Mis peleas con ella siempre me
recuerdan a mi ciudad natal, ésa perdida en la provincia de Buenos Aires, no
tanto a la ciudad en sí sino a sus tardes de verano, el calor insoportable, la
presión baja, el dolor de cabeza, la necesidad de que pase el tiempo y llegue
la nochecita. Cuando baja el sol los vecinos ponen los regadores sapito que si
vas distraído no te das cuenta de su existencia, hasta que te mojan los pasos.
Y el olor a pasto regado que lo invade todo, los nenes que dejan de gritarjugar
porque entran a sus casas al mismo tiempo que los olores a comida salen, siempre
que entra algo, algo sale también.
Cuando nos peleamos el clima es
así, denso. Todo es pegajoso y odioso y ni los ventiladores y aires
acondicionados hacen olvidar la presión baja que aplasta las cabezas y los
cuerpos. No hay ganas de salir de casa, como cuando nos peleamos no tenemos
ganas de salir de nosotras mismas. Y el mal humor en todo, en poner en remojo
unas lentejas, en darse una ducha. Todo a punto de explotar, hasta parece que
el agua para los mates está a punto de hervir antes de tiempo.

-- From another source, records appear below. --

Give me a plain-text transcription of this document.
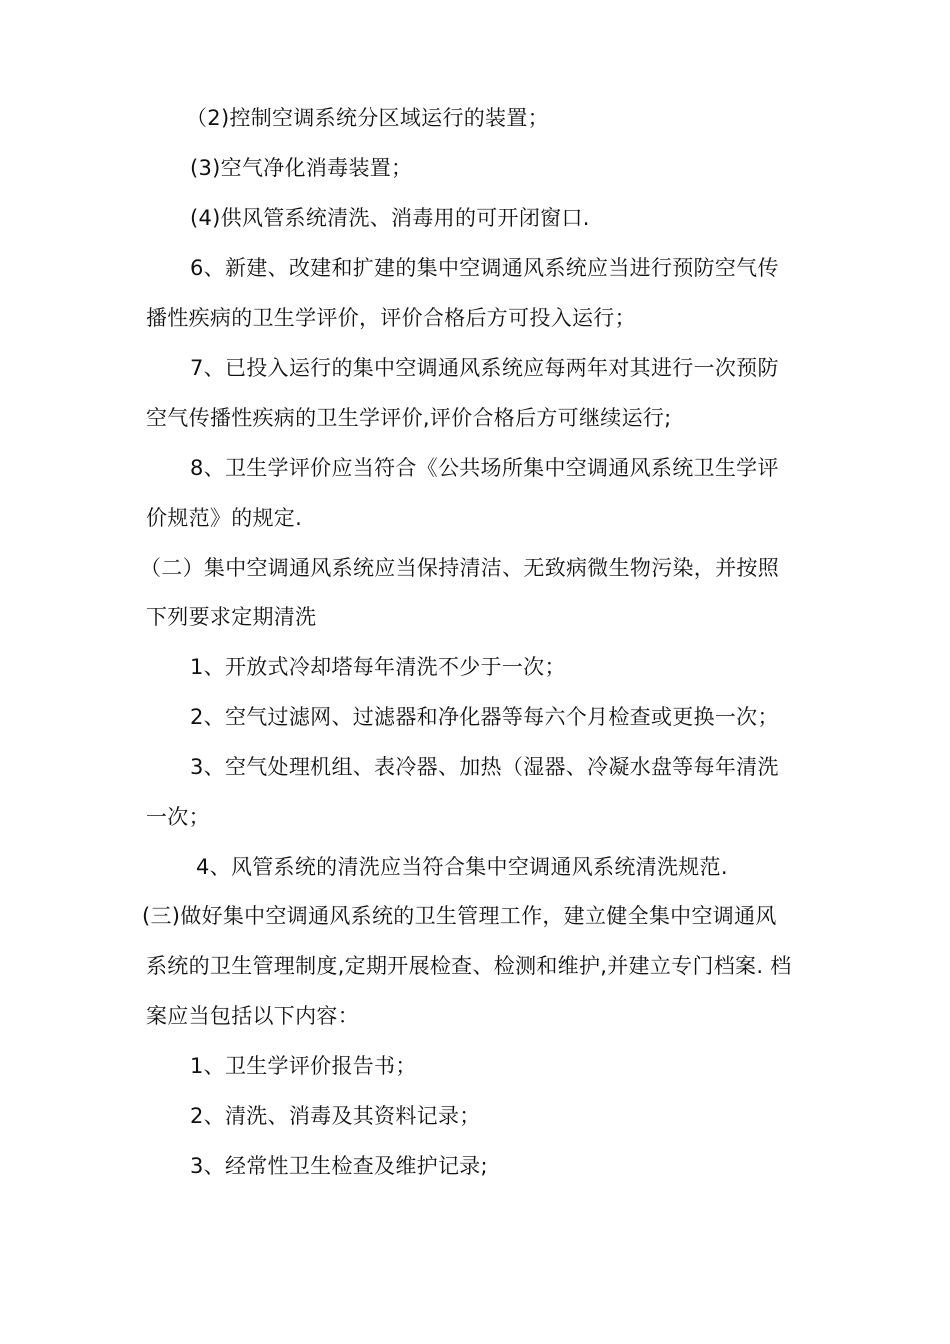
（2)控制空调系统分区域运行的装置；
(3)空气净化消毒装置；
(4)供风管系统清洗、消毒用的可开闭窗口.
6、新建、改建和扩建的集中空调通风系统应当进行预防空气传
播性疾病的卫生学评价，评价合格后方可投入运行；
7、已投入运行的集中空调通风系统应每两年对其进行一次预防
空气传播性疾病的卫生学评价,评价合格后方可继续运行;
8、卫生学评价应当符合《公共场所集中空调通风系统卫生学评
价规范》的规定.
（二）集中空调通风系统应当保持清洁、无致病微生物污染，并按照
下列要求定期清洗
1、开放式冷却塔每年清洗不少于一次；
2、空气过滤网、过滤器和净化器等每六个月检查或更换一次；
3、空气处理机组、表冷器、加热（湿器、冷凝水盘等每年清洗
一次；
4、风管系统的清洗应当符合集中空调通风系统清洗规范.
(三)做好集中空调通风系统的卫生管理工作，建立健全集中空调通风
系统的卫生管理制度,定期开展检查、检测和维护,并建立专门档案. 档
案应当包括以下内容：
1、卫生学评价报告书；
2、清洗、消毒及其资料记录；
3、经常性卫生检查及维护记录;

Y después de todo, la lluvia. La
calma. Volver a dormir. Abrir la ventana y que entre un aire renovado. Volver a
respirar. Volver a escuchar, dejar los mambos de la cabeza a un lado y no
discutir más. La gente no sale a las calles. Nosotras nos quedamos en el cuarto
con una nueva promesa de que todo va a estar bien, mientras hacemos cucharita.